ACEs are said to create toxic stress for children during the developmental years. Toxic stress is unhealthy stress because it excessively activates the stress response system. This is said to have a “wear-and-tear” effect on the person’s body and brain.
The health consequences of ACEs are associated with prolonged stress. Prolonged stress changes the developing brain and how it learns to cope with stress.
Physical health conditions associated with ACEs include:
• Chronic obstructive pulmonary disease (COPD)
• Kidney disease
• Heart disease
• Substance use disorders, including alcohol use disorder and cigarette smoking
ACEs are associated with at least five of the leading causes of death, including suicide and overdose.
Mental well-being is said to decline as the number of ACEs goes up. The following are all associated with ACEs.
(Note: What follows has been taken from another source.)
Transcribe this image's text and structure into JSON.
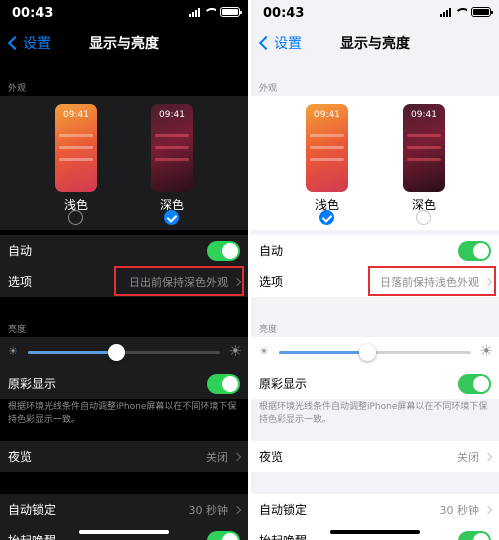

• Behavioral and emotional dysregulation
• Depressive disorder and anxiety disorders
• Personality disorders
• Psychotic disorders
• Post-traumatic stress disorder (PTSD)
Therapies that use a "trauma-informed approach" are targeted toward understanding how trauma, adversity, and toxic stress can affect child development.
It is possible for ACEs to be prevented, reduced (in terms of impact on the future), and recovered from with this approach.
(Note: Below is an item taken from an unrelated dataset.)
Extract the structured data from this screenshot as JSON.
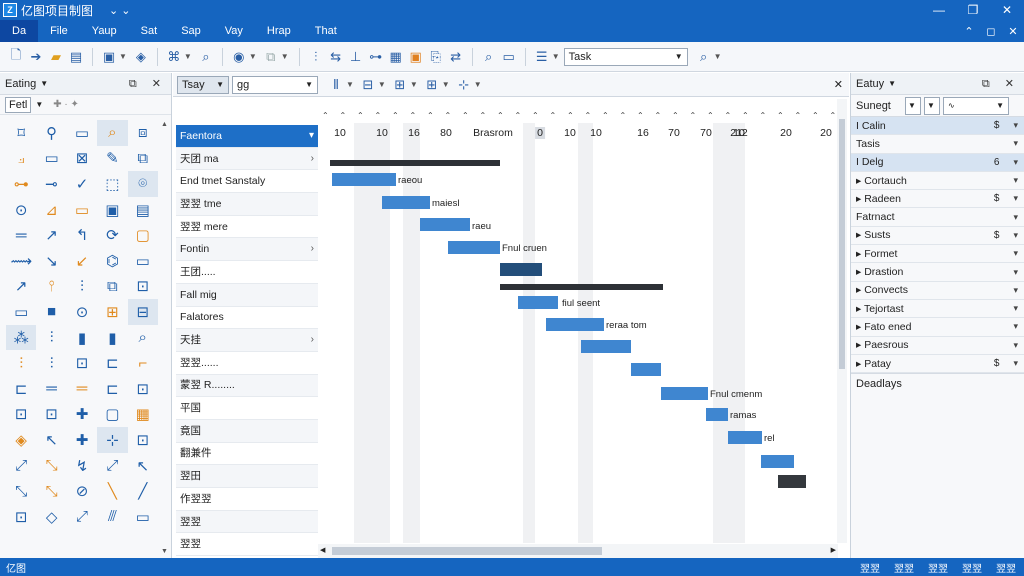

A trauma-informed approach avoids retraumatization (reliving stressful feelings from an earlier trauma) and empowers the person to change their negative coping strategies to healthier behaviors.
Adverse childhood experiences are experiences that create toxic stress, leading to poorer or negative outcomes in adulthood. ACEs are associated with poorer health outcomes later in life including increased risk of substance use disorder, heart disease, and obesity, as well as mental health challenges.
ACEs help us understand how certain past events that occur during formative years can change the way we cope with stress and how this impacts our future. ACEs are not certainties, though.
Many people with ACEs also experience positive life events that help reduce stress levels and show them how to cope with stress in healthy ways. If you need more support, a licensed therapist can help.